"If he plays well, then he wins the Masters," said the Scot. "If he misses that, then he'll be even more determined to take at least two of the next three. What chance does it give everyone else?"
During his peak years, 1999 to 2002 and 2006 to 2008, when he won 13 of his 14 major titles, Woods did look like he was always going to win at least one.
However, something has changed in golf since the fallen star drove into a lamppost before Christmas 2009.
Darren Clarke became the 12th different major winner in a row when he clinched the British Open at Royal St George's on Sunday. And of these dozen, nine of them were first-time winners.
It is the first time this has ever happened and, according to one man who knows about major titles, it has been great for the game.
"You never got tired of Tiger winning because you knew you were watching something special," Nick Faldo told the Golf Channel. "But golf is always better, in my view, when there are different major winners every year and not the same faces.
"This shows the strength and depth of the game right now. To have 12 different major winners in a row is actually quite remarkable. It used to be that the guys who won, and I'm going back to my day, would go on and win two or three because most of the time there were only 20 players at most who could get one of the big four.
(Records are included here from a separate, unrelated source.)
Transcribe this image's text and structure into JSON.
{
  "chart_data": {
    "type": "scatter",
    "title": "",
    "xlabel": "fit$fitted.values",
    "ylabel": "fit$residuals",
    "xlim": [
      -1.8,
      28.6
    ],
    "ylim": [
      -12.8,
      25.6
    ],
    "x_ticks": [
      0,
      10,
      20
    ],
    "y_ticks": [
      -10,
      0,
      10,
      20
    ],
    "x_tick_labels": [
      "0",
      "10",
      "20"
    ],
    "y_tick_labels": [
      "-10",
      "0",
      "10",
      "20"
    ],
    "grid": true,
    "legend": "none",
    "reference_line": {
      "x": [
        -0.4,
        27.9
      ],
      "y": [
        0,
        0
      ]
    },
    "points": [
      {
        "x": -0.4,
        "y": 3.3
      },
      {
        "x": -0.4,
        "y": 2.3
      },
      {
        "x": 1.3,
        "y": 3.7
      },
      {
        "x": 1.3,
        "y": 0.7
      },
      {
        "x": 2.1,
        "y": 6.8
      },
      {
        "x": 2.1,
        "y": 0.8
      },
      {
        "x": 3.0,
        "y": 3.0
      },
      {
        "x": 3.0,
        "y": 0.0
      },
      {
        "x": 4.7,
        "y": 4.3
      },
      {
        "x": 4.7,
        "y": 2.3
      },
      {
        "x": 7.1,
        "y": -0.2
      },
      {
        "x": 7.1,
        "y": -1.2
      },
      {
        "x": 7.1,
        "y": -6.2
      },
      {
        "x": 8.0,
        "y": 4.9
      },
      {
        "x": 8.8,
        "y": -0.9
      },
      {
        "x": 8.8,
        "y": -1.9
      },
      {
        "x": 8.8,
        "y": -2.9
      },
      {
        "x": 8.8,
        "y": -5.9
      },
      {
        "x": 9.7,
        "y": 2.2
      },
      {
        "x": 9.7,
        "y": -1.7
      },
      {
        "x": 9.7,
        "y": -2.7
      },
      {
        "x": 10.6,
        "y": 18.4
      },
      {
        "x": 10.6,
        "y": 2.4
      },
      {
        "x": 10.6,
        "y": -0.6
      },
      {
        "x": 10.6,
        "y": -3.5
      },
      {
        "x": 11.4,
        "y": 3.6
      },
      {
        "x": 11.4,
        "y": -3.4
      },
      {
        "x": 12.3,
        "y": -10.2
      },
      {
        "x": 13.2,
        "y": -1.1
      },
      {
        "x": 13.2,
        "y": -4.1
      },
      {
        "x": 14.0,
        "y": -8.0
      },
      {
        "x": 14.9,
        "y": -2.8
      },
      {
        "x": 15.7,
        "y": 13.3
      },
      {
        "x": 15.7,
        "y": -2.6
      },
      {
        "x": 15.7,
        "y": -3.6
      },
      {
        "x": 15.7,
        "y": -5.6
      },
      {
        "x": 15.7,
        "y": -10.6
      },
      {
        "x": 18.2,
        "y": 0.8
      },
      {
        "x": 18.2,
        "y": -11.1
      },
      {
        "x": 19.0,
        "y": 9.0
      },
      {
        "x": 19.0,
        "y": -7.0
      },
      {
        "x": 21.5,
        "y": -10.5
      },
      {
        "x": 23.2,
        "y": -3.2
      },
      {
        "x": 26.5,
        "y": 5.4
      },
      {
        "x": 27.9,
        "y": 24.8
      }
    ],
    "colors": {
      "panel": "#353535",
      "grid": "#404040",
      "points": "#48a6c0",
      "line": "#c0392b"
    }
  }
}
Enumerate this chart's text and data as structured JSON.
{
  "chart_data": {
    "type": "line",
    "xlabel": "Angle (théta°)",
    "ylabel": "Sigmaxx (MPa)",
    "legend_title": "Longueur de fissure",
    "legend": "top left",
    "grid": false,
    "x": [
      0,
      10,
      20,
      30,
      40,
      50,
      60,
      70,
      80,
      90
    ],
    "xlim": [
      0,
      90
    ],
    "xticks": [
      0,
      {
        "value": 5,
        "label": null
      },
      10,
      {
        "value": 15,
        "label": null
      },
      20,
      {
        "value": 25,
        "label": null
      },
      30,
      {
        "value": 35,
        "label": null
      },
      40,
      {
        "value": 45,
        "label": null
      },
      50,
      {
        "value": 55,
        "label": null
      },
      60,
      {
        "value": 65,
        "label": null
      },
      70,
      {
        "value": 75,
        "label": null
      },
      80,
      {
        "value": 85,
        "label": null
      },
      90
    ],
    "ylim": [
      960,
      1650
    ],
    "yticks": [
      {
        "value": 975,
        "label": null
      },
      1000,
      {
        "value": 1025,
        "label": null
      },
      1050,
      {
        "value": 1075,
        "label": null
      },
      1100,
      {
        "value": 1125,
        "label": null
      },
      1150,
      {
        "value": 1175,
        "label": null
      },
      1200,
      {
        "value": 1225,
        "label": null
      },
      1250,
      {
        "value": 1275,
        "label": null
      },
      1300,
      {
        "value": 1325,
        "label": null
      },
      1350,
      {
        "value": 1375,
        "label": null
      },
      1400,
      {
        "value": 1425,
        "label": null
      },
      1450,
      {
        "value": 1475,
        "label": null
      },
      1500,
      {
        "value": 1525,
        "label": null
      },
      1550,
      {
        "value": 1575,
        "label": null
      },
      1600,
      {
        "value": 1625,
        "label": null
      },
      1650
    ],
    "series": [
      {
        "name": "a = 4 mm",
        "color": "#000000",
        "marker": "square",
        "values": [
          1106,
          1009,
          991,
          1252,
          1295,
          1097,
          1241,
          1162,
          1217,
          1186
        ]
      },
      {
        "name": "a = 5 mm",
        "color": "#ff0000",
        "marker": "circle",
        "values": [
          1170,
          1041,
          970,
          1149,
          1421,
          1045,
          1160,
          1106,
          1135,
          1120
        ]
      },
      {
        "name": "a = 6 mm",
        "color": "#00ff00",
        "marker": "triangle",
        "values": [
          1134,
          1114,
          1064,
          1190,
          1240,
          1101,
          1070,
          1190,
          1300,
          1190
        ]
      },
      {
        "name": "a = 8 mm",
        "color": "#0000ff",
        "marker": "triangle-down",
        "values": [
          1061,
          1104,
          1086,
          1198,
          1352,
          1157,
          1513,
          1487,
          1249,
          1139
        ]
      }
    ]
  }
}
"Now I reckon just about every player in the field has a chance. Darren is the classic example because nobody saw this coming. It makes it more fun to watch."
For the record, here are the last 12 major winners;
2011: Darren Clarke, the British Open, Rory McIlroy, the US Open, Charl Schwartzel, the Masters.
2010: Martin Kaymer, the PGA Championship, Louis Oosthuizen, the British Open, Graeme McDowell, the US Open, Phil Mickelson, the Masters
2009: Yang Yong-eun, the PGA Championship, Stewart Cink, the British Open, Lucas Glover, the US Open, Angel Cabrera, the Masters
2008: Padraig Harrington, the PGA Championship.
Only Harrington, Cabrera and Mickelson are multiple major winners from that list and, astonishingly, not one of them held the No 1 spot in the rankings at the time of their victory. Indeed, only Kaymer has reached the top of the world list - for eight whole weeks.
"Most of the guys believe a major win is within them now and they didn't when Tiger was so far ahead of the rest," said Faldo. "When you consider how many good players haven't won yet, we could see a 13th different name at the PGA Championship next month."